Shakira Minta Kelonggaran Karantina Corona Buat Anak

Penampilan Shakira memakai busana bertabur kirstal swarovski rancangan Peter Dundas di Super Bowl 2020 di Miami, Florida, Amerika Serikat, Ahad 2 Februari 2020. Instagram.com/@nicolasbrustyle

ragam

Shakira Minta Kelonggaran Karantina Corona Buat Anak

Minggu, 5 April 2020 08:00 WIB
Reporter : Rina Widiastuti Editor : Rini Kustiani

CANTIKA.COM, Jakarta - Penyanyi Shakira meminta pemerintah Spanyol memberikan kelonggaran bagi anak-anak untuk mendapatkan kelonggaran dalam masa karantina karena wabah corona.

Keleluasaan itu diberikan kepada anak-anak yang tinggal dalam rumah dengan sedikit akses ke udara bebas. "Saya berempati kepada mereka yang tidak memiliki ruang terbuka atau balkon di rumah supaya anak-anak dapat menghirup udara segar," tulis Shakira di Instagram.

Shakira yang tinggal di Barcelona berharap pemerintah mengizinkan anak-anak berjalan-jalan di luar rumah pada jam tertentu.
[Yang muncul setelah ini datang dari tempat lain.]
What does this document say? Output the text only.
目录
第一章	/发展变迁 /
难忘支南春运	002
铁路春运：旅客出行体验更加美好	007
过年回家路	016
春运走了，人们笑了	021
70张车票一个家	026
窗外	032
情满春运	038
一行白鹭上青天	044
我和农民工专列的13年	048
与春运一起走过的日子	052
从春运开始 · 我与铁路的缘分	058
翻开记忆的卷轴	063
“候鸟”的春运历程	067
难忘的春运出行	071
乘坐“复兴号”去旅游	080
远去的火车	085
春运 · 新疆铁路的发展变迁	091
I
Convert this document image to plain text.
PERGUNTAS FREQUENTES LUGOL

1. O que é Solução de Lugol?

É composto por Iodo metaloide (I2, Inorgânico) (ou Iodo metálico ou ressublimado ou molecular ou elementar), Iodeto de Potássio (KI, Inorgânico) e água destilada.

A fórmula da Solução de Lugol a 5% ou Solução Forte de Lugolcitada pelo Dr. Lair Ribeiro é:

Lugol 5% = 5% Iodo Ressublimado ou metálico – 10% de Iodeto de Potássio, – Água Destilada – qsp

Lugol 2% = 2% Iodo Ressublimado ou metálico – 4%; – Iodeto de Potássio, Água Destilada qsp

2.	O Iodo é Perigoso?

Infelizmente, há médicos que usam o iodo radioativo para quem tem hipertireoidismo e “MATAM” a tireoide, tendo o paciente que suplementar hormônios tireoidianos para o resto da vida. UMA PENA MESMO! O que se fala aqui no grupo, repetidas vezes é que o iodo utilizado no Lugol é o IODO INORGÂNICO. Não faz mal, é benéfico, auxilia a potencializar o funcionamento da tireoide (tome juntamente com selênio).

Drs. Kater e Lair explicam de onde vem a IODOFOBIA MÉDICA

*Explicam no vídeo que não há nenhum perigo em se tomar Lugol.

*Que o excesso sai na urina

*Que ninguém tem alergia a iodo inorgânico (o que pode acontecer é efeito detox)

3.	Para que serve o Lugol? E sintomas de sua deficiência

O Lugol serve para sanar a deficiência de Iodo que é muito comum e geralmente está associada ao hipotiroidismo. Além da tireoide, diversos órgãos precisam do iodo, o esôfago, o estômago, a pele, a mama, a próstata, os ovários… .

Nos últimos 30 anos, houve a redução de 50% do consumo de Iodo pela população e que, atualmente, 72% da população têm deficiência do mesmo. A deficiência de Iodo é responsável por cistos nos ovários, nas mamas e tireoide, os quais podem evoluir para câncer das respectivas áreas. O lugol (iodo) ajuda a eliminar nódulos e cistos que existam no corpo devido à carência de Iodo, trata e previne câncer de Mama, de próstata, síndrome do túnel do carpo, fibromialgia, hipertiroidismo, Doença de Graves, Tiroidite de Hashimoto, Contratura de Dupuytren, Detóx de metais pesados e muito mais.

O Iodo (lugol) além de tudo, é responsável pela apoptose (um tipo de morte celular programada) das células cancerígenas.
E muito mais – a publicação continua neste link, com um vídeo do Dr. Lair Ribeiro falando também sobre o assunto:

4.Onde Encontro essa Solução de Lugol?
Hampir satu bulan pemerintah Spanyol memberlakukan karantina wilayah untuk menekan penyebaran virus corona.

Kasus infeksi COVID-19 di Spanyol terbilang mengkhawatirkan. Hingga Jumat, 3 April 2020, tercatat ada 117.710 kasus infeksi corona di sana dan 10.935 meninggal karenanya.

Menurut kekasih pesepakbola Gerard Pique ini, mendapatkan udara segar adalah bagian dari kebutuhan dan hak masyarakat, termasuk anak-anak. Dan tentunya mereka tetap harus menjaga jarak satu sama lain atau menerapkan physical distancing.

Shakira, Pique, dan anak-anaknya. Instagram.com

"Jika orang dewasa boleh jalan-jalan dengan anjing atau untuk berbelanja, perlu solusi yang sama buat anak-anak yang membutuhkan sinar matahari dan udara segar bagi kesehatan mental dan fisik mereka," ucap Shakira.

Permintaan ibu dari Milan dan Sasha ini ditanggapi beragam oleh warganet. Ada yang berpendapat terlalu berisiko membiarkan anak keluar rumah di tengah wabah corona. "Jendela saja sudah cukup agar mereka mendapat sinar matahari dan udara segar," kata warganet.

Selama wabah corona terjadi, Shakira menyemangati masyarakat agar tetap berada di rumah. Perempuan 43 tahun ini juga mendorong pemerintah negara-negara di luar Eropa agar serius dalam mengantisipasi persebaran COVID-19.